Estimated costs of the Baku-Ceyhan route have soared in recent years from $2.5 billion to $4 billion. However, U.S. officials stressed that the Balkans route would complement the Baku-Ceyhan route if it was built rather than supercede it. ''The TDA study in the Balkans does not reflect in any way on our position on Baku-Ceyhan,'' a State Department official said today, speaking on condition of anonymity. ''The administration remains strongly committed to Baku-Ceyhan.''

Another U.S. official, also speaking on condition of anonymity, said that the TDA had also studied other possible pipeline routes through the Ukraine or through Romania to pump oil shipped from Novorossiysk to European consumers. ''One or more of these other pipelines (in addition to Baku-Ceyhan) is probably going to have to be built'' to cope with the expected volume of oil exports out of the Caspian, he said. This official said the trans-Balkan, Romania and Ukraine routes were all competing alternatives for the second pipeline route to pump the oil coming through Novorossiysk to the West. ''In essence, these other variants (of proposed routes) are competing with each other, not with Baku-Ceyhan,'' he said.

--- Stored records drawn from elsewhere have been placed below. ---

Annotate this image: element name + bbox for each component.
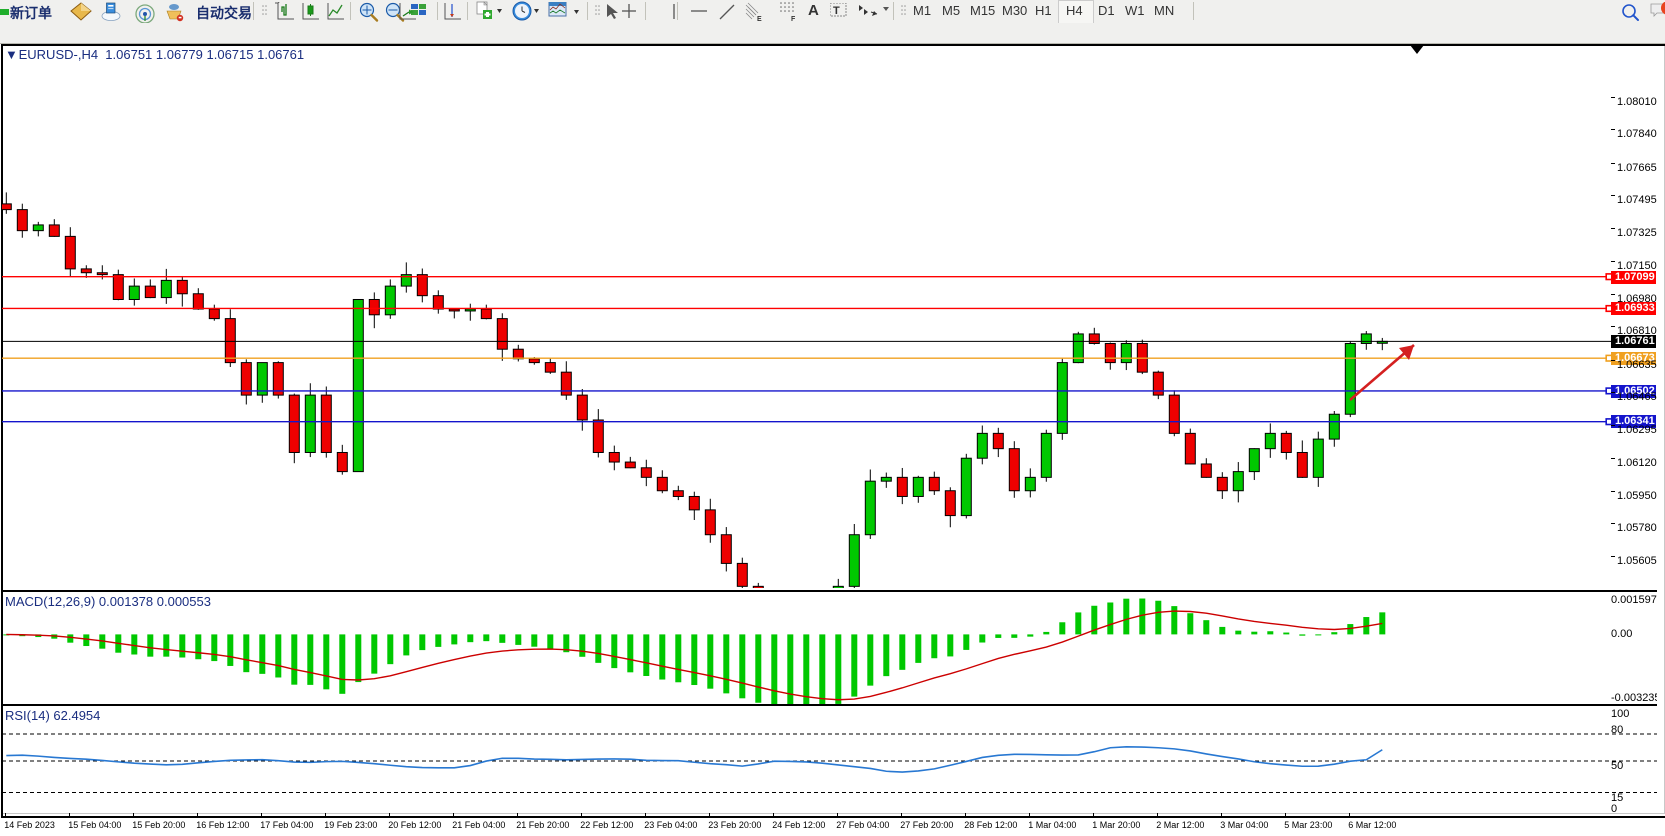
svg-text:E: E (757, 16, 762, 23)
svg-text:T: T (833, 5, 840, 17)
svg-text:F: F (791, 16, 796, 23)
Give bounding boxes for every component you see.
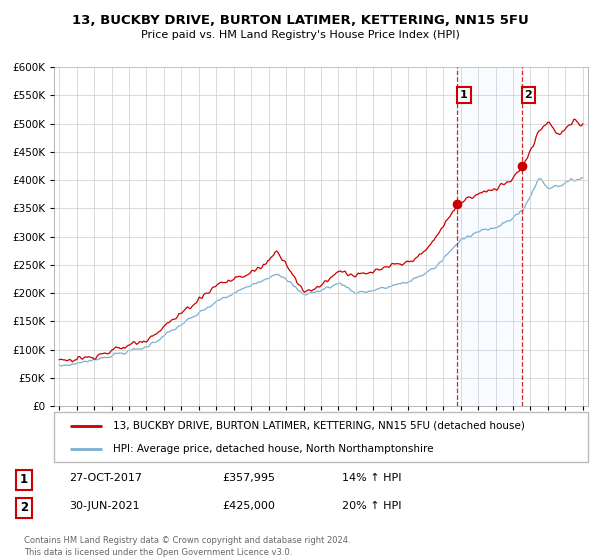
Text: £425,000: £425,000 (222, 501, 275, 511)
Text: 20% ↑ HPI: 20% ↑ HPI (342, 501, 401, 511)
Text: 13, BUCKBY DRIVE, BURTON LATIMER, KETTERING, NN15 5FU (detached house): 13, BUCKBY DRIVE, BURTON LATIMER, KETTER… (113, 421, 524, 431)
FancyBboxPatch shape (54, 412, 588, 462)
Text: £357,995: £357,995 (222, 473, 275, 483)
Text: 13, BUCKBY DRIVE, BURTON LATIMER, KETTERING, NN15 5FU: 13, BUCKBY DRIVE, BURTON LATIMER, KETTER… (71, 14, 529, 27)
Text: 1: 1 (460, 90, 468, 100)
Text: 30-JUN-2021: 30-JUN-2021 (69, 501, 140, 511)
Text: Price paid vs. HM Land Registry's House Price Index (HPI): Price paid vs. HM Land Registry's House … (140, 30, 460, 40)
Text: 1: 1 (20, 473, 28, 486)
Text: 2: 2 (524, 90, 532, 100)
Text: HPI: Average price, detached house, North Northamptonshire: HPI: Average price, detached house, Nort… (113, 445, 433, 454)
Text: 27-OCT-2017: 27-OCT-2017 (69, 473, 142, 483)
Text: Contains HM Land Registry data © Crown copyright and database right 2024.
This d: Contains HM Land Registry data © Crown c… (24, 536, 350, 557)
Bar (457, 67, 521, 406)
Text: 14% ↑ HPI: 14% ↑ HPI (342, 473, 401, 483)
Text: 2: 2 (20, 501, 28, 514)
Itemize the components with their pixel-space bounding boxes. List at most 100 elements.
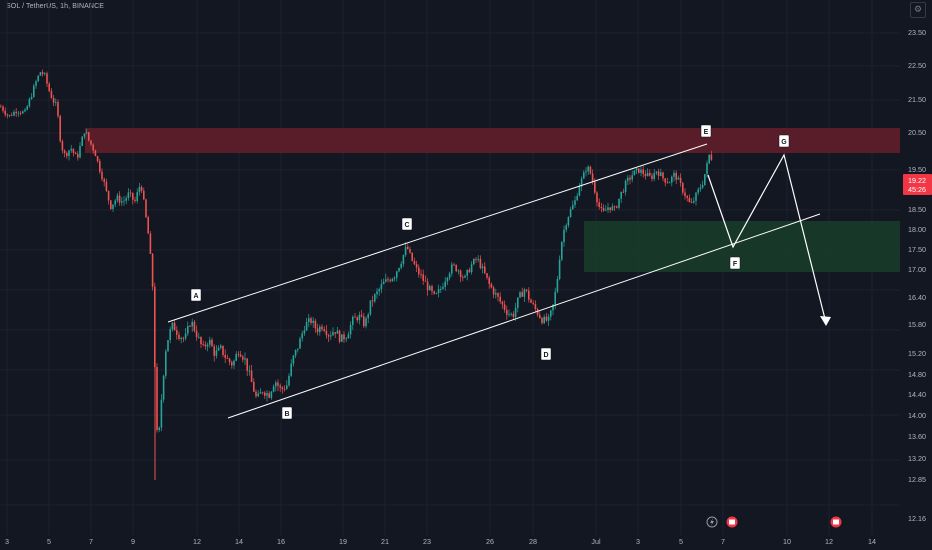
candle-body bbox=[371, 300, 374, 302]
candle-body bbox=[327, 335, 330, 337]
candle-body bbox=[189, 325, 191, 327]
candle-body bbox=[191, 321, 193, 327]
candle-body bbox=[264, 392, 266, 396]
wave-label-c: C bbox=[401, 217, 413, 231]
candle-body bbox=[596, 192, 598, 203]
candle-body bbox=[539, 314, 541, 318]
projection-path[interactable] bbox=[707, 153, 827, 324]
candle-body bbox=[341, 334, 343, 342]
candle-body bbox=[644, 174, 647, 177]
candle-body bbox=[169, 329, 171, 341]
candle-body bbox=[275, 382, 277, 387]
settings-icon[interactable]: ⚙ bbox=[910, 2, 926, 18]
svg-text:F: F bbox=[733, 261, 738, 268]
candle-body bbox=[503, 304, 506, 310]
price-axis[interactable]: 23.50 22.50 21.50 20.50 19.50 18.50 18.0… bbox=[908, 28, 926, 523]
candle-body bbox=[200, 336, 202, 345]
candle-body bbox=[517, 297, 519, 308]
bolt-icon[interactable] bbox=[706, 516, 718, 528]
candle-body bbox=[198, 336, 200, 338]
candle-body bbox=[479, 258, 482, 269]
candle-body bbox=[281, 387, 284, 389]
candle-body bbox=[363, 316, 365, 327]
candle-body bbox=[226, 357, 229, 359]
candle-body bbox=[376, 291, 378, 295]
x-tick-label: 14 bbox=[235, 537, 243, 546]
candle-body bbox=[44, 73, 46, 75]
candle-body bbox=[609, 207, 611, 210]
candle-body bbox=[554, 291, 556, 305]
svg-text:D: D bbox=[543, 352, 548, 359]
candle-body bbox=[171, 322, 174, 330]
candle-body bbox=[286, 385, 288, 390]
candle-body bbox=[448, 273, 451, 278]
x-tick-label: 7 bbox=[721, 537, 725, 546]
candle-body bbox=[666, 182, 669, 184]
candle-body bbox=[589, 166, 592, 174]
flag-icon[interactable] bbox=[726, 516, 738, 528]
candle-body bbox=[501, 301, 504, 305]
candle-body bbox=[587, 166, 589, 172]
candle-body bbox=[455, 264, 457, 272]
candle-body bbox=[110, 200, 112, 210]
candle-body bbox=[583, 172, 585, 179]
candle-body bbox=[156, 367, 158, 430]
candle-body bbox=[466, 269, 468, 276]
candle-body bbox=[301, 333, 303, 339]
candle-body bbox=[125, 198, 127, 201]
support-zone[interactable] bbox=[584, 221, 900, 272]
candle-body bbox=[107, 190, 110, 201]
candle-body bbox=[149, 233, 152, 254]
candle-body bbox=[635, 168, 638, 171]
candle-body bbox=[255, 391, 257, 397]
candle-body bbox=[222, 345, 224, 356]
candle-body bbox=[633, 170, 636, 176]
candle-body bbox=[398, 267, 400, 272]
time-axis[interactable]: 3 5 7 9 12 14 16 19 21 23 26 28 Jul 3 5 … bbox=[5, 537, 876, 546]
candle-body bbox=[543, 316, 545, 324]
x-tick-label: 14 bbox=[868, 537, 876, 546]
candle-body bbox=[686, 196, 688, 198]
svg-text:C: C bbox=[404, 222, 409, 229]
candle-body bbox=[413, 260, 416, 265]
flag-icon[interactable] bbox=[830, 516, 842, 528]
candle-body bbox=[426, 281, 429, 291]
candle-body bbox=[638, 168, 640, 173]
y-tick-label: 14.00 bbox=[908, 411, 926, 420]
candle-body bbox=[380, 284, 383, 290]
projection-arrow-head bbox=[820, 316, 831, 326]
y-tick-label: 13.20 bbox=[908, 454, 926, 463]
candle-body bbox=[46, 73, 48, 84]
candle-body bbox=[180, 337, 182, 339]
candle-body bbox=[48, 83, 50, 92]
candle-body bbox=[565, 225, 567, 230]
candle-body bbox=[160, 399, 163, 428]
candle-body bbox=[708, 154, 710, 164]
candle-body bbox=[59, 116, 61, 142]
candle-body bbox=[228, 358, 231, 363]
resistance-zone[interactable] bbox=[85, 128, 900, 153]
candle-body bbox=[706, 163, 708, 175]
candle-body bbox=[477, 258, 479, 260]
candle-body bbox=[391, 278, 394, 282]
candle-body bbox=[336, 330, 339, 334]
candle-body bbox=[673, 172, 675, 177]
candle-body bbox=[134, 199, 136, 201]
candle-body bbox=[653, 173, 655, 179]
channel-lower-line[interactable] bbox=[227, 213, 821, 419]
candle-body bbox=[143, 190, 145, 200]
candle-body bbox=[561, 242, 563, 260]
candle-body bbox=[598, 202, 600, 207]
candle-body bbox=[358, 314, 361, 321]
candle-body bbox=[444, 281, 446, 287]
channel-upper-line[interactable] bbox=[167, 143, 708, 323]
candle-body bbox=[154, 286, 156, 368]
candle-body bbox=[246, 358, 248, 371]
svg-text:B: B bbox=[284, 411, 289, 418]
candle-body bbox=[105, 181, 108, 191]
candle-body bbox=[679, 177, 682, 184]
candle-body bbox=[547, 316, 550, 321]
y-tick-label: 13.60 bbox=[908, 432, 926, 441]
candle-body bbox=[684, 192, 686, 197]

A third U.S. official, in the State Department, said, ''The State Department's official position remains multiple pipelines'' to export Caspian oil. On Monday, John Wolf, the recently appointed special adviser to Secretary of State Madeleine K. Albright on Caspian energy resources, reiterated the commitment to Baku-Ceyhan, according to the Itar-Tass news agency. He said in the Georgian capital of Tbilisi that there was no alternative to building the Baku-Ceyhan pipeline in order to transport Caspian oil (from Azerbaijan) to the West, Itar-Tass reported. The agency said Wolf and Georgian President Eduard Shevardnadze both called for the speedy adoption of a decision to push ahead with the long-delayed Baku-Ceyhan pipeline.